Alexander won a career-high six consecutive decisions from April 11 to July 18, 2023. During that stretch, he went on the IL for almost a month with a strained left hamstring. His season ended on September 22 when he went back on the IL with the same injury. He was 7–3 with a 4.66 ERA in 48 1/3 innings. All his losses came as a starter.

===Oakland Athletics===
On February 14, 2024, Alexander signed a one-year, $2.25 million contract with the Oakland Athletics. Injured during spring training, Alexander began the 2024 season on the 15-day IL with a left-rib contusion. In 45 appearances for Oakland, he had a 1–3 record and 2.56 ERA with 31 strikeouts across 38 2/3 innings pitched.

===Colorado Rockies===
On February 19, 2025, Alexander signed a one-year, $2 million contract with the Colorado Rockies. In 19 appearances for Colorado, he had a 1–1 record and 6.06 ERA with six strikeouts across 16 1/3 innings pitched. On May 23, Alexander was designated for assignment by the Rockies. He was released by the team on May 26.

===San Francisco Giants (second stint)===
On June 10, 2025, Alexander signed a minor league contract with the San Francisco Giants. In seven appearances for the Triple-A Sacramento River Cats, he struggled to a 13.50 ERA with three strikeouts over 5 1/3 innings pitched. On July 5, the Giants selected Alexander's contract, adding him to their active roster. He made two appearances for San Francisco, recording a 6.75 ERA with two strikeouts over 1 1/3 innings pitched. On July 18, Alexander sent outright to the minors. However, he rejected the assignment and elected free agency.

===Long Island Ducks===
On May 4, 2026, Alexander signed with the Long Island Ducks of the Atlantic League of Professional Baseball. Alexander made 23 appearances for Long Island, recording a 2.49 ERA with 25 strikeouts across 21 2/3 innings pitched.

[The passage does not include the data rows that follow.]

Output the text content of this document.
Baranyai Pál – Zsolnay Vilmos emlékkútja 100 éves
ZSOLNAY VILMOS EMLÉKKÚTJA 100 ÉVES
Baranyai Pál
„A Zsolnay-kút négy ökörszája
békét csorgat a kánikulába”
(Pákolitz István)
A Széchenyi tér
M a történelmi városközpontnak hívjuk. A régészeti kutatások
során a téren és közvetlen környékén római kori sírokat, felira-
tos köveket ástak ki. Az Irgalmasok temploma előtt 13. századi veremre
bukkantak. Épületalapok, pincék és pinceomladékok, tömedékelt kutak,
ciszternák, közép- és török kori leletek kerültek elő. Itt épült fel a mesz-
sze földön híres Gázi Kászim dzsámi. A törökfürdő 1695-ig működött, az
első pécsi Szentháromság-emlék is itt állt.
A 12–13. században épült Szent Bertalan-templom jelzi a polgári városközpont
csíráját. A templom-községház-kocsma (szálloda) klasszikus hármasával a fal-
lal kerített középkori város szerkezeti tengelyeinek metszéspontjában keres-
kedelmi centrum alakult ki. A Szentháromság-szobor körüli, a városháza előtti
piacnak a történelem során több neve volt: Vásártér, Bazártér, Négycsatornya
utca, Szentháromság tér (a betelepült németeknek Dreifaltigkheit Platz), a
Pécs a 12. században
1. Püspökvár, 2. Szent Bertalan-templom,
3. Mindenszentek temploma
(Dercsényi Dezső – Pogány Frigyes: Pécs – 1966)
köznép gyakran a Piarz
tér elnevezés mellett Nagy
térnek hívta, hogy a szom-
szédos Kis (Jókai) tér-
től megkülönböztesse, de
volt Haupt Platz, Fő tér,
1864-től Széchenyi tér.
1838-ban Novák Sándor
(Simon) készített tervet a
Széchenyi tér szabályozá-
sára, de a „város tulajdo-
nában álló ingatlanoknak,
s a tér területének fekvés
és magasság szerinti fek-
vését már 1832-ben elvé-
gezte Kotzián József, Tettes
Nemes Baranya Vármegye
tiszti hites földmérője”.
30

===Kansas City Royals (second stint)===
On July 14, 2026, Alexander signed a minor league contract with the Kansas City Royals.

==Personal life==
Alexander has Type 1 diabetes, a condition that was diagnosed during the 2016 season. He has three brothers, all of whom played baseball. His older brother, Stu was drafted by the Florida Marlins in the 29th round of the 2003 Major League Baseball draft and played in their minor league system until 2009. His younger brother, Jason, currently pitches for the Houston Astros.